LANDMARK CASE

WARD & ASSOCIATES

LANDMARK CASE

The firm of Ward & Associates litigated the landlord-tenant case of PGR Management v. Credle, 427 Mass. 636, 694 N.E. 2d 1273 (1998) and prevailed at the state’s highest court, the Supreme Judicial Court.

While the case has several holdings or meanings in the law, it stands primarily for the following two principles: under the withholding statute, 8A, in order to win the right to stay in the apartment, the tenant attempts to amass more money in counterclaims for legal wrongs done by the landlord than the tenant owes the landlord in unpaid rent. In PGR Management, the court decided that attorney’s fees won by the tenant from the landlord could not be setoff against the unpaid rent owed to the landlord.

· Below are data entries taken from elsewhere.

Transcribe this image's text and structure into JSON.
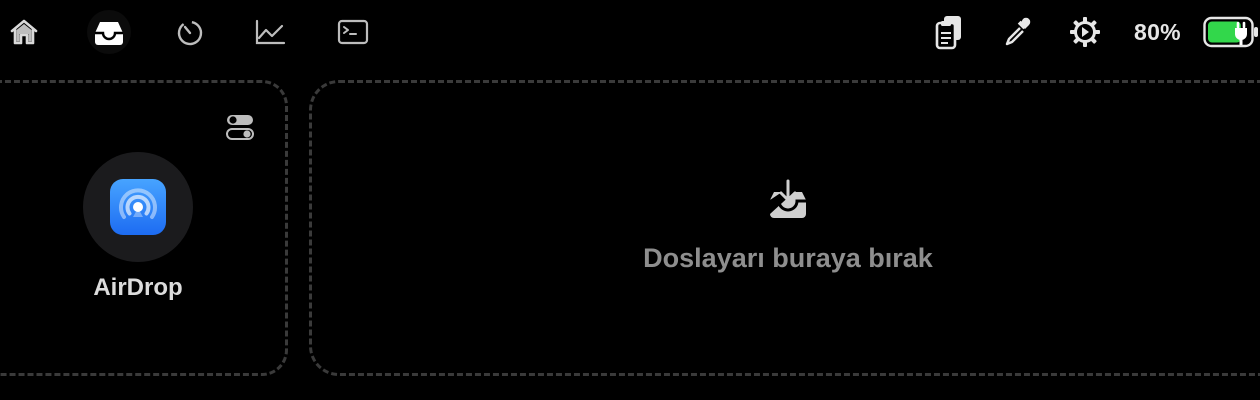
{
  "topbar": {
    "nav": [
      {
        "id": "home",
        "icon": "house-icon"
      },
      {
        "id": "tray",
        "icon": "tray-icon",
        "active": true
      },
      {
        "id": "timer",
        "icon": "timer-icon"
      },
      {
        "id": "stats",
        "icon": "chart-icon"
      },
      {
        "id": "terminal",
        "icon": "terminal-icon"
      }
    ],
    "right_icons": [
      "clipboard-icon",
      "eyedropper-icon",
      "gear-icon"
    ],
    "battery_percent": "80%",
    "battery_level": 0.8,
    "battery_charging": true
  },
  "shelf": {
    "airdrop_label": "AirDrop",
    "drop_text": "Doslayarı buraya bırak"
  },
  "colors": {
    "background": "#000000",
    "dash_border": "#3a3a3a",
    "icon": "#d9d9d9",
    "battery_fill": "#32d74b",
    "airdrop_blue": "#2f86f6"
  }
}
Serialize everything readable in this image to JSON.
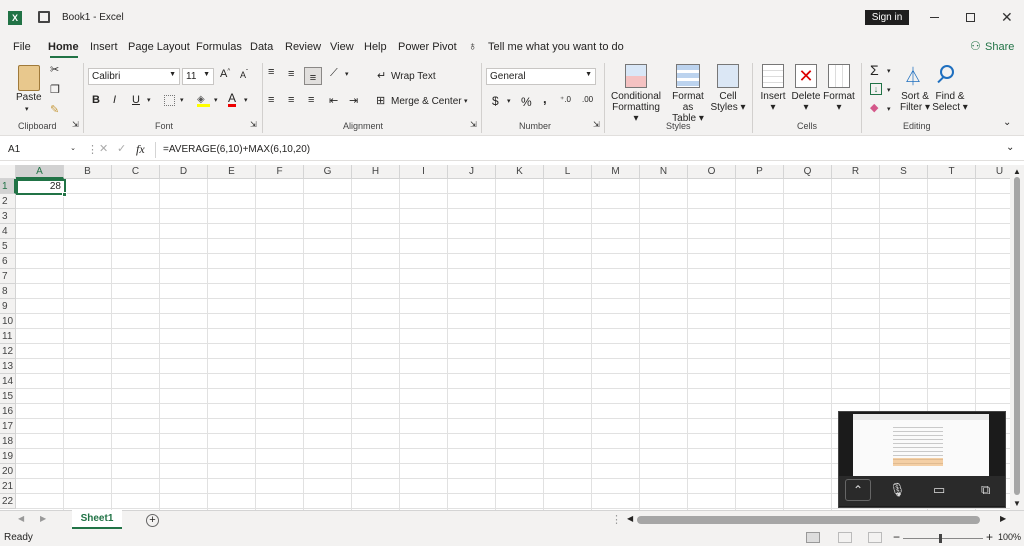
{
  "title": {
    "app_text": "Book1  -  Excel",
    "sign_in": "Sign in"
  },
  "menu": [
    "File",
    "Home",
    "Insert",
    "Page Layout",
    "Formulas",
    "Data",
    "Review",
    "View",
    "Help",
    "Power Pivot"
  ],
  "tell_me": "Tell me what you want to do",
  "share": "Share",
  "ribbon": {
    "clipboard": {
      "paste": "Paste",
      "label": "Clipboard"
    },
    "font": {
      "name": "Calibri",
      "size": "11",
      "label": "Font",
      "bold": "B",
      "italic": "I",
      "underline": "U"
    },
    "alignment": {
      "wrap": "Wrap Text",
      "merge": "Merge & Center",
      "label": "Alignment"
    },
    "number": {
      "format": "General",
      "currency": "$",
      "percent": "%",
      "comma": ",",
      "label": "Number"
    },
    "styles": {
      "conditional": [
        "Conditional",
        "Formatting"
      ],
      "format_table": [
        "Format as",
        "Table"
      ],
      "cell_styles": [
        "Cell",
        "Styles"
      ],
      "label": "Styles"
    },
    "cells": {
      "insert": "Insert",
      "delete": "Delete",
      "format": "Format",
      "label": "Cells"
    },
    "editing": {
      "sort": [
        "Sort &",
        "Filter"
      ],
      "find": [
        "Find &",
        "Select"
      ],
      "label": "Editing"
    }
  },
  "formula_bar": {
    "name_box": "A1",
    "fx": "fx",
    "formula": "=AVERAGE(6,10)+MAX(6,10,20)"
  },
  "columns": [
    "A",
    "B",
    "C",
    "D",
    "E",
    "F",
    "G",
    "H",
    "I",
    "J",
    "K",
    "L",
    "M",
    "N",
    "O",
    "P",
    "Q",
    "R",
    "S",
    "T",
    "U"
  ],
  "rows": [
    "1",
    "2",
    "3",
    "4",
    "5",
    "6",
    "7",
    "8",
    "9",
    "10",
    "11",
    "12",
    "13",
    "14",
    "15",
    "16",
    "17",
    "18",
    "19",
    "20",
    "21",
    "22"
  ],
  "cell_a1": "28",
  "sheet_tab": "Sheet1",
  "status": {
    "ready": "Ready",
    "zoom": "100%"
  },
  "colors": {
    "excel_green": "#217346",
    "selection": "#217346",
    "chrome": "#f3f2f1"
  }
}
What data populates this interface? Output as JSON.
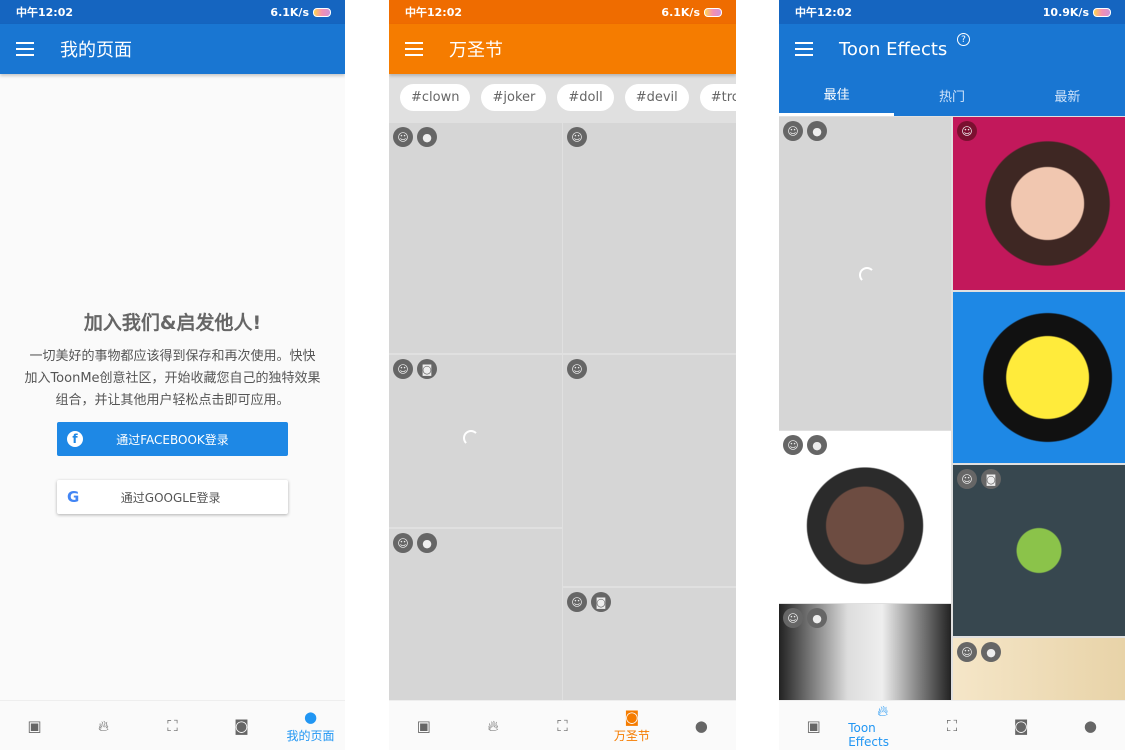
{
  "colors": {
    "blue": "#1976d2",
    "orange": "#f57c00",
    "accent": "#2196f3"
  },
  "screens": [
    {
      "status": {
        "time": "中午12:02",
        "speed": "6.1K/s"
      },
      "title": "我的页面",
      "heading": "加入我们&启发他人!",
      "body": "一切美好的事物都应该得到保存和再次使用。快快加入ToonMe创意社区，开始收藏您自己的独特效果组合，并让其他用户轻松点击即可应用。",
      "facebook_button": "通过FACEBOOK登录",
      "google_button": "通过GOOGLE登录",
      "nav_active_label": "我的页面"
    },
    {
      "status": {
        "time": "中午12:02",
        "speed": "6.1K/s"
      },
      "title": "万圣节",
      "chips": [
        "#clown",
        "#joker",
        "#doll",
        "#devil",
        "#troll"
      ],
      "nav_active_label": "万圣节"
    },
    {
      "status": {
        "time": "中午12:02",
        "speed": "10.9K/s"
      },
      "title": "Toon Effects",
      "tabs": [
        "最佳",
        "热门",
        "最新"
      ],
      "active_tab": 0,
      "nav_active_label": "Toon Effects"
    }
  ]
}
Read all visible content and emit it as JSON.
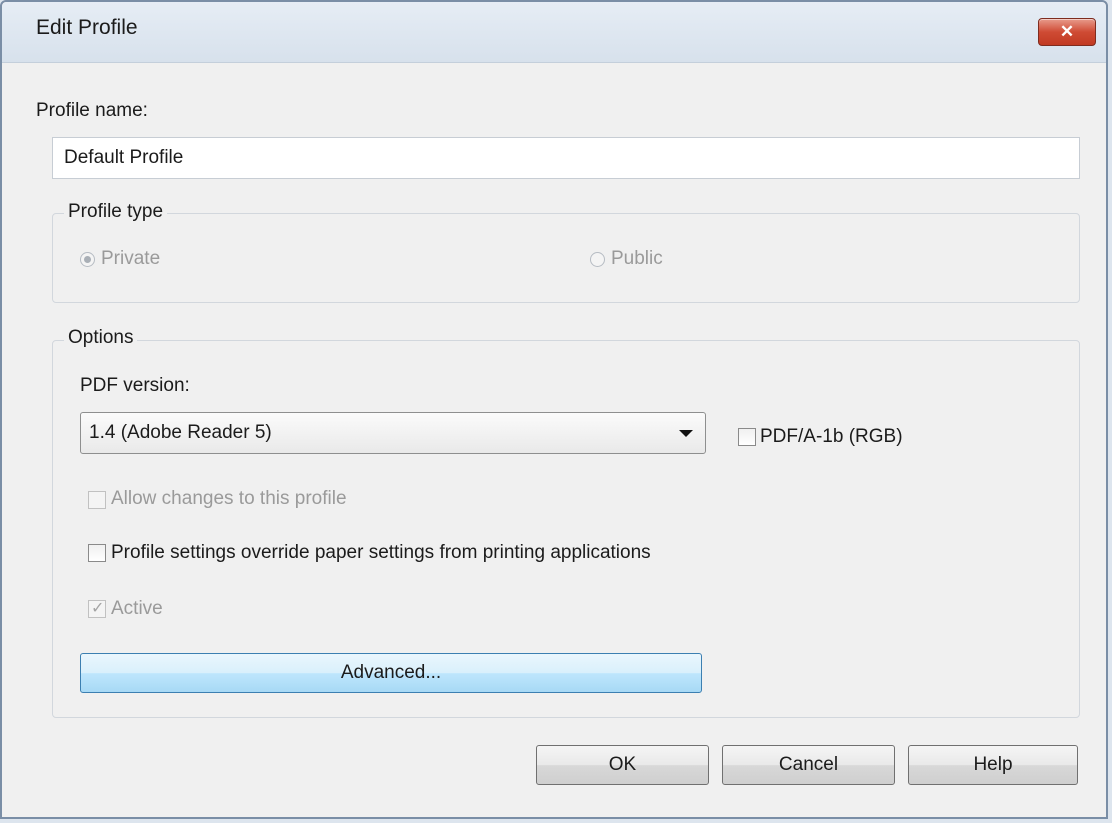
{
  "window": {
    "title": "Edit Profile",
    "close_glyph": "✕"
  },
  "profile_name": {
    "label": "Profile name:",
    "value": "Default Profile"
  },
  "profile_type": {
    "legend": "Profile type",
    "options": [
      {
        "label": "Private",
        "selected": true,
        "enabled": false
      },
      {
        "label": "Public",
        "selected": false,
        "enabled": false
      }
    ]
  },
  "options": {
    "legend": "Options",
    "pdf_version_label": "PDF version:",
    "pdf_version_value": "1.4 (Adobe Reader 5)",
    "pdfa_label": "PDF/A-1b (RGB)",
    "pdfa_checked": false,
    "allow_changes_label": "Allow changes to this profile",
    "allow_changes_checked": false,
    "override_label": "Profile settings override paper settings from printing applications",
    "override_checked": false,
    "active_label": "Active",
    "active_checked": true,
    "active_mark": "✓",
    "advanced_label": "Advanced..."
  },
  "buttons": {
    "ok": "OK",
    "cancel": "Cancel",
    "help": "Help"
  }
}
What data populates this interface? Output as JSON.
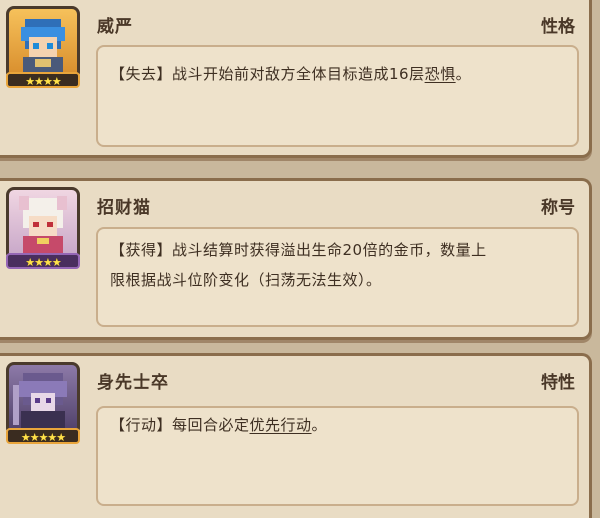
{
  "cards": [
    {
      "title": "威严",
      "tag": "性格",
      "stars": "★★★★",
      "desc_before": "【失去】战斗开始前对敌方全体目标造成16层",
      "desc_link": "恐惧",
      "desc_after": "。"
    },
    {
      "title": "招财猫",
      "tag": "称号",
      "stars": "★★★★",
      "desc_line1": "【获得】战斗结算时获得溢出生命20倍的金币，数量上",
      "desc_line2": "限根据战斗位阶变化（扫荡无法生效）。"
    },
    {
      "title": "身先士卒",
      "tag": "特性",
      "stars": "★★★★★",
      "desc_before": "【行动】每回合必定",
      "desc_link": "优先行动",
      "desc_after": "。"
    }
  ]
}
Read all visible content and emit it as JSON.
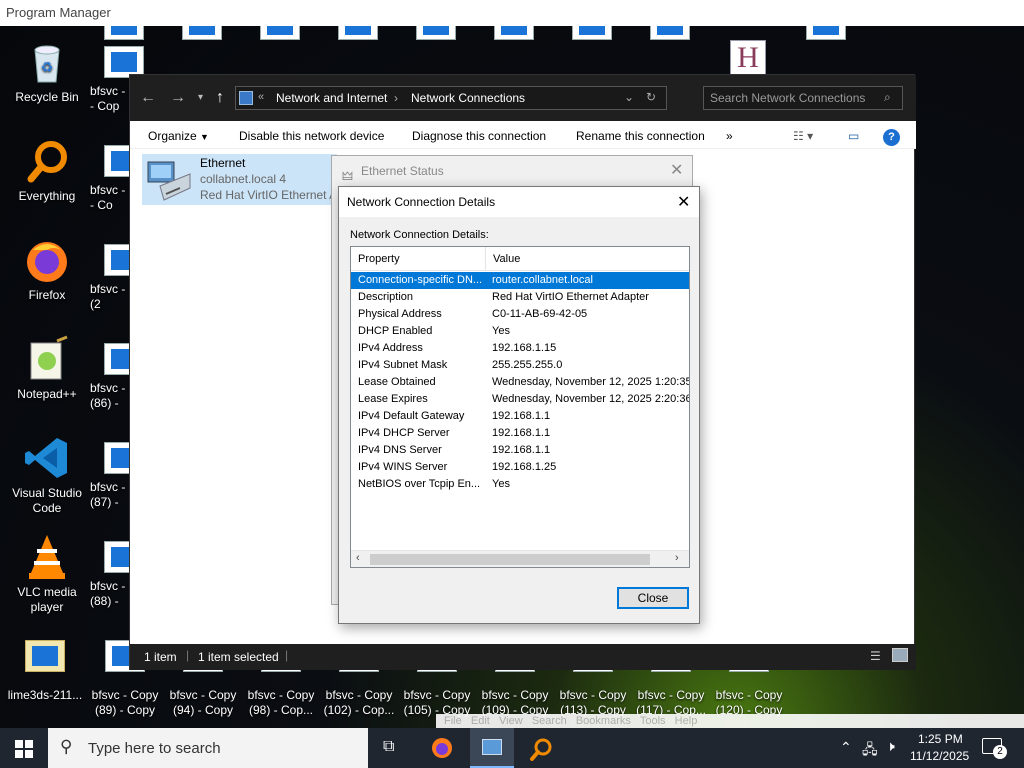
{
  "program_manager": {
    "title": "Program Manager"
  },
  "desktop": {
    "left_icons": [
      {
        "label": "Recycle Bin",
        "icon": "recycle-bin-icon"
      },
      {
        "label": "Everything",
        "icon": "everything-icon"
      },
      {
        "label": "Firefox",
        "icon": "firefox-icon"
      },
      {
        "label": "Notepad++",
        "icon": "notepadpp-icon"
      },
      {
        "label": "Visual Studio Code",
        "icon": "vscode-icon"
      },
      {
        "label": "VLC media player",
        "icon": "vlc-icon"
      }
    ],
    "column2_labels": [
      "bfsvc -\n- Cop",
      "bfsvc -\n- Co",
      "bfsvc -\n(2",
      "bfsvc -\n(86) -",
      "bfsvc -\n(87) -",
      "bfsvc -\n(88) -"
    ],
    "bottom_icons": [
      {
        "label": "lime3ds-211..."
      },
      {
        "label": "bfsvc - Copy\n(89) - Copy"
      },
      {
        "label": "bfsvc - Copy\n(94) - Copy"
      },
      {
        "label": "bfsvc - Copy\n(98) - Cop..."
      },
      {
        "label": "bfsvc - Copy\n(102) - Cop..."
      },
      {
        "label": "bfsvc - Copy\n(105) - Copy"
      },
      {
        "label": "bfsvc - Copy\n(109) - Copy"
      },
      {
        "label": "bfsvc - Copy\n(113) - Copy"
      },
      {
        "label": "bfsvc - Copy\n(117) - Cop..."
      },
      {
        "label": "bfsvc - Copy\n(120) - Copy"
      }
    ]
  },
  "explorer": {
    "breadcrumb": [
      "Network and Internet",
      "Network Connections"
    ],
    "search_placeholder": "Search Network Connections",
    "commands": [
      "Organize",
      "Disable this network device",
      "Diagnose this connection",
      "Rename this connection",
      "»"
    ],
    "item": {
      "name": "Ethernet",
      "network": "collabnet.local 4",
      "adapter": "Red Hat VirtIO Ethernet A"
    },
    "status": {
      "count": "1 item",
      "selected": "1 item selected"
    }
  },
  "ethernet_status": {
    "title": "Ethernet Status"
  },
  "details": {
    "title": "Network Connection Details",
    "group_label": "Network Connection Details:",
    "columns": [
      "Property",
      "Value"
    ],
    "rows": [
      {
        "p": "Connection-specific DN...",
        "v": "router.collabnet.local"
      },
      {
        "p": "Description",
        "v": "Red Hat VirtIO Ethernet Adapter"
      },
      {
        "p": "Physical Address",
        "v": "C0-11-AB-69-42-05"
      },
      {
        "p": "DHCP Enabled",
        "v": "Yes"
      },
      {
        "p": "IPv4 Address",
        "v": "192.168.1.15"
      },
      {
        "p": "IPv4 Subnet Mask",
        "v": "255.255.255.0"
      },
      {
        "p": "Lease Obtained",
        "v": "Wednesday, November 12, 2025 1:20:35"
      },
      {
        "p": "Lease Expires",
        "v": "Wednesday, November 12, 2025 2:20:36"
      },
      {
        "p": "IPv4 Default Gateway",
        "v": "192.168.1.1"
      },
      {
        "p": "IPv4 DHCP Server",
        "v": "192.168.1.1"
      },
      {
        "p": "IPv4 DNS Server",
        "v": "192.168.1.1"
      },
      {
        "p": "IPv4 WINS Server",
        "v": "192.168.1.25"
      },
      {
        "p": "NetBIOS over Tcpip En...",
        "v": "Yes"
      }
    ],
    "close_label": "Close"
  },
  "firefox_menu": "File   Edit   View   Search   Bookmarks   Tools   Help",
  "taskbar": {
    "search_placeholder": "Type here to search",
    "time": "1:25 PM",
    "date": "11/12/2025",
    "notif_count": "2"
  },
  "colors": {
    "accent": "#0078d7",
    "taskbar": "#1f2630",
    "selection": "#cce4f7"
  }
}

In brief, the court guaranteed that the tenant’s lawyer, who had taken the case without charging the tenant, and who relied on the fee-shifting statutes to force the losing landlord to pay the tenant’s lawyer, would be paid ahead of any other party from the escrow account established in court.

Further, the Supreme Judicial Court held that in their attempts to amass more money in counterclaims than the landlord amassed in unpaid rent, tenants could not use the amount of attorney’s fees awarded to their lawyers to offset or otherwise reduce the amount of rent the tenant owed to the landlord.